让我们看一个示例，了解它如何与流行的代码库一起工作用于使用 LLM 运行高性能推理 - gpt-fast。本节假设您已在计算机上克隆了该存储库。

gpt-fast对 checkpoint 和键到文件的映射，即将参数名称映射到包含它们的文件的文件。让我们通过创建此映射来满足这些假设文件。假设我们将用作目录为了这个。假设带有 checkpoint 的目录具有 HF repo-id 的格式相同。<new_dir>/Llama-2-7B-hfgpt-fast

import json
import torch

# create the output dictionary
output_dict = {"weight_map": {}}

# Load the checkpoints
sd_1 = torch.load('<checkpoint_dir>/hf_model_0001_0.pt', mmap=True, map_location='cpu')
sd_2 = torch.load('<checkpoint_dir>/hf_model_0002_0.pt', mmap=True, map_location='cpu')

# create the weight map
for key in sd_1.keys():
    output_dict['weight_map'][key] =  "hf_model_0001_0.pt"
for key in sd_2.keys():
    output_dict['weight_map'][key] =  "hf_model_0002_0.pt"
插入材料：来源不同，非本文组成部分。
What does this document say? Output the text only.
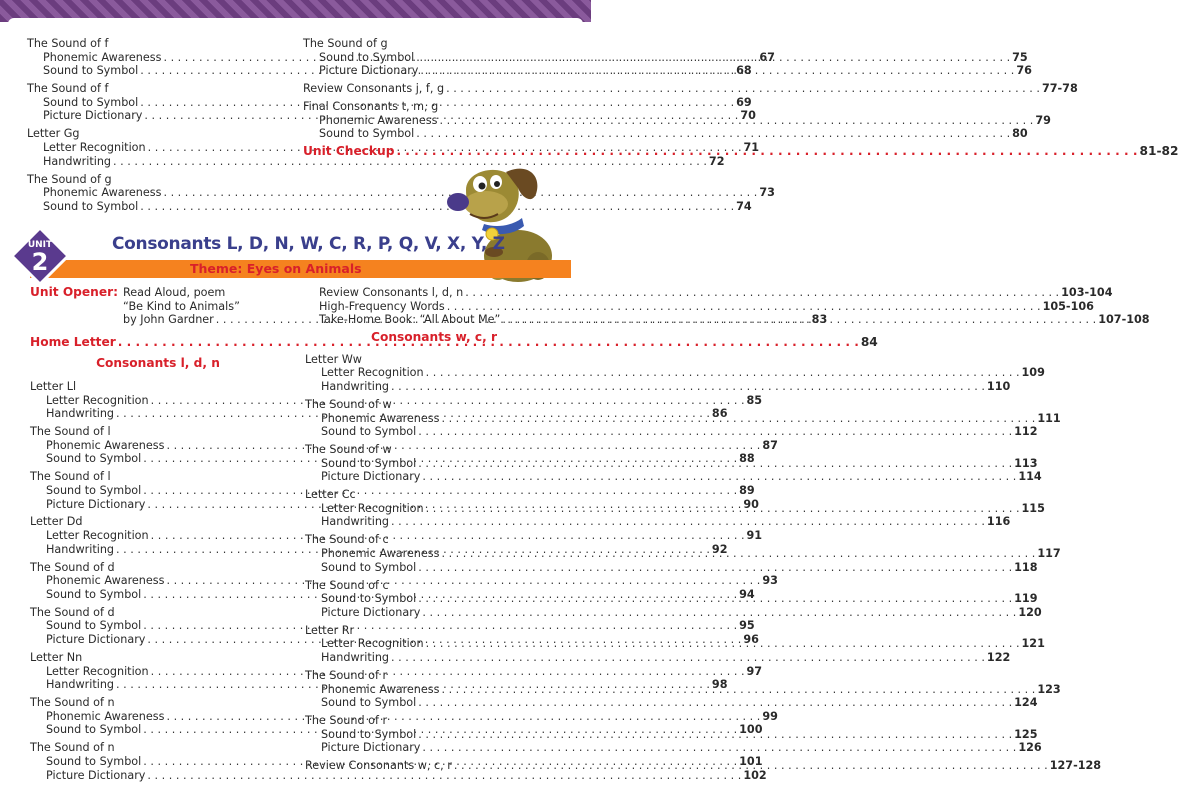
The Sound of f
Phonemic Awareness . . .	67
Sound to Symbol . . .	68
The Sound of f
Sound to Symbol . . .	69
Picture Dictionary . . .	70
Letter Gg
Letter Recognition . . .	71
Handwriting . . .	72
The Sound of g
Phonemic Awareness . . .	73
Sound to Symbol . . .	74
The Sound of g
Sound to Symbol . . .	75
Picture Dictionary . . .	76
Review Consonants j, f, g . . .	77-78
Final Consonants t, m, g
Phonemic Awareness . . .	79
Sound to Symbol . . .	80
Unit Checkup . . .	81-82
UNIT
2
Consonants L, D, N, W, C, R, P, Q, V, X, Y, Z
Theme: Eyes on Animals
Unit Opener: Read Aloud, poem
“Be Kind to Animals”
by John Gardner . . .	83
Home Letter . . .	84
Consonants l, d, n
Letter Ll
Letter Recognition . . .	85
Handwriting . . .	86
The Sound of l
Phonemic Awareness . . .	87
Sound to Symbol . . .	88
The Sound of l
Sound to Symbol . . .	89
Picture Dictionary . . .	90
Letter Dd
Letter Recognition . . .	91
Handwriting . . .	92
The Sound of d
Phonemic Awareness . . .	93
Sound to Symbol . . .	94
The Sound of d
Sound to Symbol . . .	95
Picture Dictionary . . .	96
Letter Nn
Letter Recognition . . .	97
Handwriting . . .	98
The Sound of n
Phonemic Awareness . . .	99
Sound to Symbol . . .	100
The Sound of n
Sound to Symbol . . .	101
Picture Dictionary . . .	102
Review Consonants l, d, n . . .	103-104
High-Frequency Words . . .	105-106
Take-Home Book: “All About Me” . . .	107-108
Consonants w, c, r
Letter Ww
Letter Recognition . . .	109
Handwriting . . .	110
The Sound of w
Phonemic Awareness . . .	111
Sound to Symbol . . .	112
The Sound of w
Sound to Symbol . . .	113
Picture Dictionary . . .	114
Letter Cc
Letter Recognition . . .	115
Handwriting . . .	116
The Sound of c
Phonemic Awareness . . .	117
Sound to Symbol . . .	118
The Sound of c
Sound to Symbol . . .	119
Picture Dictionary . . .	120
Letter Rr
Letter Recognition . . .	121
Handwriting . . .	122
The Sound of r
Phonemic Awareness . . .	123
Sound to Symbol . . .	124
The Sound of r
Sound to Symbol . . .	125
Picture Dictionary . . .	126
Review Consonants w, c, r . . .	127-128
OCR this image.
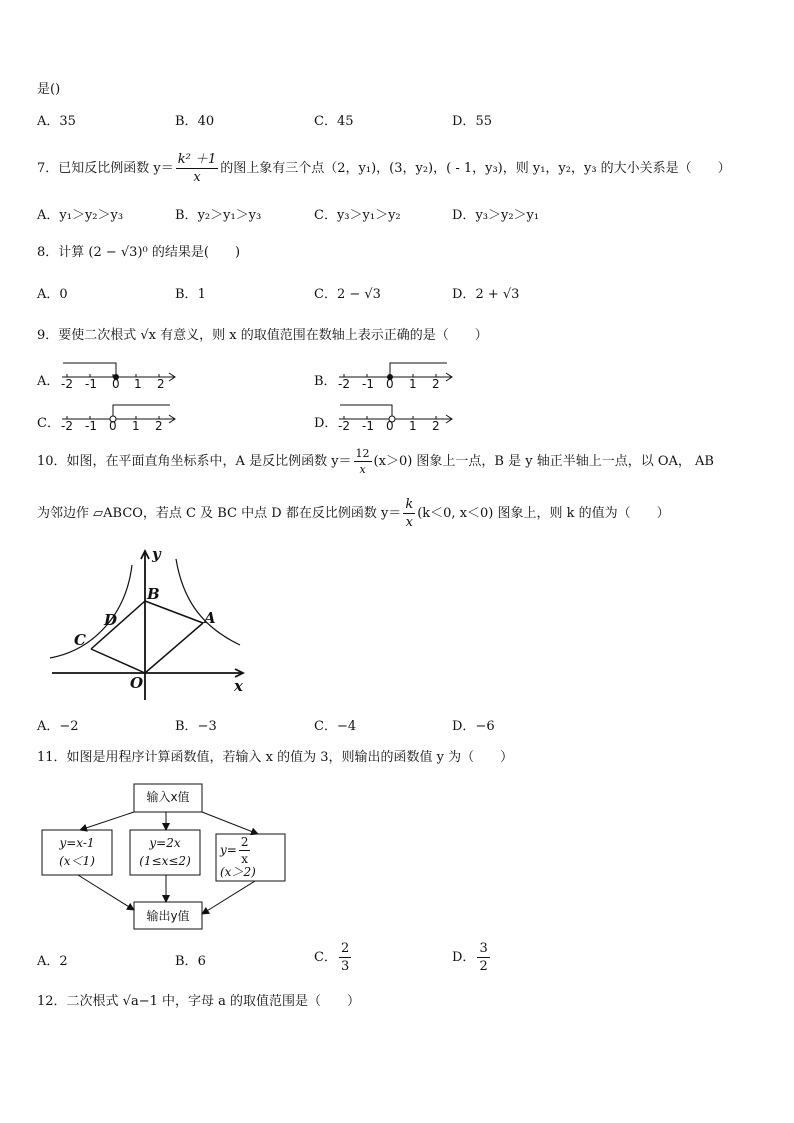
是()
A．35	B．40	C．45	D．55
7．已知反比例函数 $y= \frac{\text{k² ＋1}}{x}$ 的图上象有三个点（2，y₁)，(3，y₂)，( - 1，y₃)，则 y₁，y₂，y₃ 的大小关系是（　　）
A．y₁＞y₂＞y₃	B．y₂＞y₁＞y₃	C．y₃＞y₁＞y₂	D．y₃＞y₂＞y₁
8．计算 (2 − √3)⁰ 的结果是(　　)
A．0	B．1	C．2 − √3	D．2 + √3
9．要使二次根式 √x 有意义，则 x 的取值范围在数轴上表示正确的是（　　）
A． -2 -1 0 1 2	B． -2 -1 0 1 2
C． -2 -1 0 1 2	D． -2 -1 0 1 2
10．如图，在平面直角坐标系中，A 是反比例函数 $y= \frac{12}{x} (x>0)$ 图象上一点，B 是 y 轴正半轴上一点，以 OA， AB
为邻边作 ▱ABCO，若点 C 及 BC 中点 D 都在反比例函数 $y= \frac{k}{x} (k<0$, x＜0) 图象上，则 k 的值为（　　）
y
x
O
A
B
C
D
A．−2	B．−3	C．−4	D．−6
11．如图是用程序计算函数值，若输入 x 的值为 3，则输出的函数值 y 为（　　）
输入x值
y=x-1
(x＜1)
y=2x
(1≤x≤2)
$y= \frac{2}{x}$
(x＞2)
输出y值
A．2	B．6	C． $\frac{2}{3}$	D． $\frac{3}{2}$
12．二次根式 √a−1 中，字母 a 的取值范围是（　　）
with open('<new_dir>/Llama-2-7B-hf/pytorch_model.bin.index.json', 'w') as f:
    json.dump(output_dict, f)

现在我们已经创建了 weight_map，让我们复制我们的检查点。

cp  <checkpoint_dir>/hf_model_0001_0.pt  <new_dir>/Llama-2-7B-hf/
cp  <checkpoint_dir>/hf_model_0002_0.pt  <new_dir>/Llama-2-7B-hf/
cp  <checkpoint_dir>/tokenizer.model     <new_dir>/Llama-2-7B-hf/

设置目录结构后，让我们转换检查点并运行推理！

cd gpt-fast/

# convert the checkpoints into a format readable by gpt-fast
python scripts/convert_hf_checkpoint.py \
--checkpoint_dir <new_dir>/Llama-2-7B-hf/ \
--model 7B

# run inference using the converted model
python generate.py \
--compile \
--checkpoint_path <new_dir>/Llama-2-7B-hf/model.pth \
--device cuda

输出应如下所示：

Hello, my name is Justin. I am a middle school math teacher
at WS Middle School ...

Time for inference 5: 1.94 sec total, 103.28 tokens/sec
Bandwidth achieved: 1391.84 GB/sec

就是这样！试试你自己的提示！

将您的模型上传到 Hugging Face Hub¶

您的新模型运行良好，您希望与世界分享。最简单的方法正在使用与 Torchtune 无缝协作的命令。只需指向 CLI 添加到您的 finetuned 模型目录中，如下所示：huggingface-cli

huggingface-cli upload <hf-repo-id> <checkpoint-dir>

该命令应输出指向 Hub 上的存储库的链接。如果存储库尚不存在，它将自动创建：

https://huggingface.co/<hf-repo-id>/tree/main/.

注意

在上传之前，请确保您通过运行 Hugging Face 进行身份验证。huggingface-cli login

有关该功能的更多详细信息，请查看 Hugging Face 文档。huggingface-cli upload

希望本教程能让你对如何使用 torchtune 有一些了解您自己的工作流程。祝您调音愉快！